États-Unis : un jeune homme condamné à plus de dix ans de prison pour avoir préparé un braquage avec ChatGPT
Un jeune Américain de 23 ans, Deron Lewis-Payne, a été condamné à 121 mois de prison fédérale pour le braquage d’une banque à Omaha, dans le Nebraska. L’enquête a notamment révélé qu’il avait effectué des recherches sur ChatGPT pour préparer son passage à l’acte.
La justice fédérale américaine a prononcé une lourde peine contre Deron Lewis-Payne. Âgé de 23 ans, le jeune homme a été condamné, le 13 août 2026, à 121 mois de prison, soit un peu plus de dix ans, pour le braquage d’une banque et l’utilisation d’une arme à feu au cours de cette attaque.
La décision a été rendue par le juge fédéral Robert F. Rossiter Jr., à Omaha, dans l’État du Nebraska. La peine se compose de 37 mois d’emprisonnement pour le braquage de banque et de 84 mois supplémentaires pour avoir brandi une arme à feu lors de la commission d’un crime violent. Les deux condamnations devant être exécutées successivement, la peine totale atteint 121 mois.
Les faits remontent au 10 février 2026. Ce jour-là, selon les éléments de l’enquête, Deron Lewis-Payne s’est introduit dans une agence d’i3Bank à Omaha, muni d’un pistolet semi-automatique de type Llama Mini-Max .45. Il aurait menacé deux employés afin de s’emparer de l’argent disponible dans les caisses de l’établissement.
Le montant du butin a été évalué à environ 9 175 dollars. Les images de vidéosurveillance ont rapidement fourni aux enquêteurs plusieurs indices, notamment sur le visage du suspect et les vêtements qu’il portait au moment des faits. D’autres caméras installées aux abords de la banque ont également permis d’identifier le véhicule utilisé pour prendre la fuite.
C’est toutefois l’exploitation du téléphone du suspect qui a mis en lumière un élément particulièrement inhabituel dans ce dossier. Les enquêteurs ont découvert, avec son consentement à la fouille de l’appareil, plusieurs recherches effectuées sur ChatGPT. Selon le ministère américain de la Justice, Lewis-Payne avait notamment interrogé le chatbot sur les délais d’intervention des forces de l’ordre, le démontage et la réparation de son arme, ainsi que sur les moyens d’obtenir des munitions alors qu’il n’était plus légalement autorisé à posséder une arme en raison d’une précédente condamnation.
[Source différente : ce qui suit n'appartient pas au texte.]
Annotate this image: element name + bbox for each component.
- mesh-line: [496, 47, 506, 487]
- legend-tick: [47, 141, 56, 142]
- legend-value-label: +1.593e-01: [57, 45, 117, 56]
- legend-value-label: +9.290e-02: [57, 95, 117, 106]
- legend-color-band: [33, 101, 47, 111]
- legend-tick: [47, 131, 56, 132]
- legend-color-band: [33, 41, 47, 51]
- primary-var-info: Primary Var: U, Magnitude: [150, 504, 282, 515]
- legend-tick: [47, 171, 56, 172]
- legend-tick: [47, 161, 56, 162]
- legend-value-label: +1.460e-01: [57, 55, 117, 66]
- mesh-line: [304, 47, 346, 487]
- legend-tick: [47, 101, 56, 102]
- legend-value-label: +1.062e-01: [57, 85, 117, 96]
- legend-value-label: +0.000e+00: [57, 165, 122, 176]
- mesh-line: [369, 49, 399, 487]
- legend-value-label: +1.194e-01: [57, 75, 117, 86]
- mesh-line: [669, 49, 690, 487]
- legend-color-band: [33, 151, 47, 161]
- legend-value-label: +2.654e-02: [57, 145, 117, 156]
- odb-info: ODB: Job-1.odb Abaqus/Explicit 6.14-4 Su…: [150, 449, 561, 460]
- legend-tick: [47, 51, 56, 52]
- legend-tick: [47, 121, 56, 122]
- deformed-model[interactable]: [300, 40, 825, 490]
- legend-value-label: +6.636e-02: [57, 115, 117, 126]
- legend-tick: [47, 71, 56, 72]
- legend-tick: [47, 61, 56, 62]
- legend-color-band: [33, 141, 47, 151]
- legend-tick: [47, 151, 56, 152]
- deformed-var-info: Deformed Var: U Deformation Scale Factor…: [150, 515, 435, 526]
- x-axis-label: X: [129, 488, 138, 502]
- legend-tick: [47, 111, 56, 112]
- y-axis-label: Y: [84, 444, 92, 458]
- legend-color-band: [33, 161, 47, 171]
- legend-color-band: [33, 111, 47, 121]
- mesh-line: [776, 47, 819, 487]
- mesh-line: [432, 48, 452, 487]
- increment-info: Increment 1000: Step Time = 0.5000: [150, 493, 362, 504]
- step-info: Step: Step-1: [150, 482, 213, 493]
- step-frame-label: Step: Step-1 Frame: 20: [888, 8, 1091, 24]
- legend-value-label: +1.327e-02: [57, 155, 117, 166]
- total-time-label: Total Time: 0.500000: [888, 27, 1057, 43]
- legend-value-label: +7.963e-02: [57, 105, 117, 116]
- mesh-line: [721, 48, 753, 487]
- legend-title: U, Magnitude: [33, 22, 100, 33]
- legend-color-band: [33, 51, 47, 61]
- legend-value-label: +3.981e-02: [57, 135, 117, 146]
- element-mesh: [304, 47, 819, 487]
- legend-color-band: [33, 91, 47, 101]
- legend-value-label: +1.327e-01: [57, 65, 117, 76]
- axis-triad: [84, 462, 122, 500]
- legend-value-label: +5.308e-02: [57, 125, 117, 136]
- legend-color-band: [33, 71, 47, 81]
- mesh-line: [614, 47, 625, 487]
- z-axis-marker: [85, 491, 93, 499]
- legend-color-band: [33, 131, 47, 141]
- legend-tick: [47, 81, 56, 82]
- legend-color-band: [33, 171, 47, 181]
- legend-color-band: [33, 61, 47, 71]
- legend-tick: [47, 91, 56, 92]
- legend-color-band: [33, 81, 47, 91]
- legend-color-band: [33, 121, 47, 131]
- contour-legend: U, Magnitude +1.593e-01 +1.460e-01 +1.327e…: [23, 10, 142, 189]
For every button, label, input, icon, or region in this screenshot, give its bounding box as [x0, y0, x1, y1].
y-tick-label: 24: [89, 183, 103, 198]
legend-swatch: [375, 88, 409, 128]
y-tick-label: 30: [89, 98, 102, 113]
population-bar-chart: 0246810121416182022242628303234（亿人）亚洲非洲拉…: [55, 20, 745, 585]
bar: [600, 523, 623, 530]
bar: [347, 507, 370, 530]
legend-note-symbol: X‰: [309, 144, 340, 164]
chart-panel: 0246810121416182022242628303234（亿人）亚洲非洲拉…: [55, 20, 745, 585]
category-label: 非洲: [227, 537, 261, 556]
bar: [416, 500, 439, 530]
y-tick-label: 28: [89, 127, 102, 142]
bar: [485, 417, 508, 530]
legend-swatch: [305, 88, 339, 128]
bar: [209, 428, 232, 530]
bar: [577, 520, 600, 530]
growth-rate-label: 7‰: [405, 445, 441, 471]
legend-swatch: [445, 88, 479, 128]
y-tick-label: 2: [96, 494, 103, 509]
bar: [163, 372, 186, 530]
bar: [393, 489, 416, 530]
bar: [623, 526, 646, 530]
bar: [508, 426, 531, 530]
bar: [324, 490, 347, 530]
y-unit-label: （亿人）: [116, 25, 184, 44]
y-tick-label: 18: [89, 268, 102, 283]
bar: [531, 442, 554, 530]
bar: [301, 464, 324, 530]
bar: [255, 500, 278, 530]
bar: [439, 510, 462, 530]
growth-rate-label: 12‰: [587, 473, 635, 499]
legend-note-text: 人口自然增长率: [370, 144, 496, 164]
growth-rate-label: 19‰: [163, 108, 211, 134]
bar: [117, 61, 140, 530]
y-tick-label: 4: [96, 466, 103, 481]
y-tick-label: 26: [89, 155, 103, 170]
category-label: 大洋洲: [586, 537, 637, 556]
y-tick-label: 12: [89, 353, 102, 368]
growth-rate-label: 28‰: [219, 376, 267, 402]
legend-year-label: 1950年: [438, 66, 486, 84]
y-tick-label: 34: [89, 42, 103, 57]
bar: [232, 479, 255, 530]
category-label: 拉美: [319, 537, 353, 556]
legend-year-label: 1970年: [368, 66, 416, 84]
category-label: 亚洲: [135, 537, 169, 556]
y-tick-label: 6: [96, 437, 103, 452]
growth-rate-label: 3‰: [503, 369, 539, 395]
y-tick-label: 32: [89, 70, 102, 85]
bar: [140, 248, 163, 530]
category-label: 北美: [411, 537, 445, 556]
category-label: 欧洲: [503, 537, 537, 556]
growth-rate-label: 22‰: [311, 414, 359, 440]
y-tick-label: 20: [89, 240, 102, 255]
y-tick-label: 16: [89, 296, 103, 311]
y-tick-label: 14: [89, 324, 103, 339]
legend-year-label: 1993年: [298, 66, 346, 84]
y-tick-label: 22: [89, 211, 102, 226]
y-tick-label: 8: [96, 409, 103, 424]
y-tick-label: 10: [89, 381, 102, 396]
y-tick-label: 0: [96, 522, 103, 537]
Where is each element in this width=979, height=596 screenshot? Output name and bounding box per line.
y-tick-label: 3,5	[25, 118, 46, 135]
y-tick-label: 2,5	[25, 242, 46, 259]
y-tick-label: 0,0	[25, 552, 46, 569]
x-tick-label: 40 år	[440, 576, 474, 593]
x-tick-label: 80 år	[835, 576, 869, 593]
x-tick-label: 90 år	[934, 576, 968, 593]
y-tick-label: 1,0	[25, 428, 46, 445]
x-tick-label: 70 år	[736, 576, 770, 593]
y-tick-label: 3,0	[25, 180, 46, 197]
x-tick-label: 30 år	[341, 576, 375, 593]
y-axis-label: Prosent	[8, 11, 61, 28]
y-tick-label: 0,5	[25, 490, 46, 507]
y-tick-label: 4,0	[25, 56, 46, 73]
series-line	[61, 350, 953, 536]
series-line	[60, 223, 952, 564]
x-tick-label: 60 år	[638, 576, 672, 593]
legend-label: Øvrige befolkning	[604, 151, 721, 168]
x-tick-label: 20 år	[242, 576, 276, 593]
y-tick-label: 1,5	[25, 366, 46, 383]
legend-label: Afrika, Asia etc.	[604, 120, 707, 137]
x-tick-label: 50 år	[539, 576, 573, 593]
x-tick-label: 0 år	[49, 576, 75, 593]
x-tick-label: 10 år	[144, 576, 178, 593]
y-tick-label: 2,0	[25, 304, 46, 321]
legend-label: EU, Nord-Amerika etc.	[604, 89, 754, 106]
Son historique numérique comportait également une recherche sur Google Maps permettant d’obtenir un itinéraire vers l’agence bancaire ciblée. Pour les autorités américaines, ces différents éléments ont permis d’établir que l’intelligence artificielle avait été utilisée comme l’un des outils de préparation du braquage.
La condamnation ne porte cependant pas sur le simple usage de ChatGPT. Deron Lewis-Payne a été poursuivi et reconnu coupable pour les infractions directement liées au braquage et à l’utilisation d’une arme à feu pendant cette attaque. La référence au chatbot intervient dans le dossier comme un élément illustrant la préparation de l’opération.
L’enquête menée par le FBI a également permis de retracer une partie du parcours du suspect après le vol. Des images de surveillance et des données recueillies dans plusieurs commerces ont montré qu’une partie de l’argent dérobé avait été dépensée dans des boutiques situées au Westroads Mall, un important centre commercial d’Omaha. Lors de son interpellation, le jeune homme aurait tenté de fuir, abandonnant une partie des billets dans sa course. Les forces de l’ordre ont finalement récupéré 2 397 dollars sur les 9 175 dollars volés. L’arme utilisée lors du braquage, en revanche, n’a jamais été retrouvée.
Au terme de sa peine de prison, Deron Lewis-Payne devra encore se soumettre à cinq années de liberté surveillée. Ce régime fédéral de supervised release impose un contrôle judiciaire après la sortie de prison et peut entraîner de nouvelles sanctions en cas de non-respect des obligations fixées par la justice. Aux États-Unis, le système fédéral ne prévoit plus de libération conditionnelle au sens traditionnel pour les crimes relevant du régime actuel. Depuis la réforme adoptée en 1984, applicable aux infractions commises à partir du 1er novembre 1987, la liberté surveillée après l’incarcération a remplacé ce mécanisme.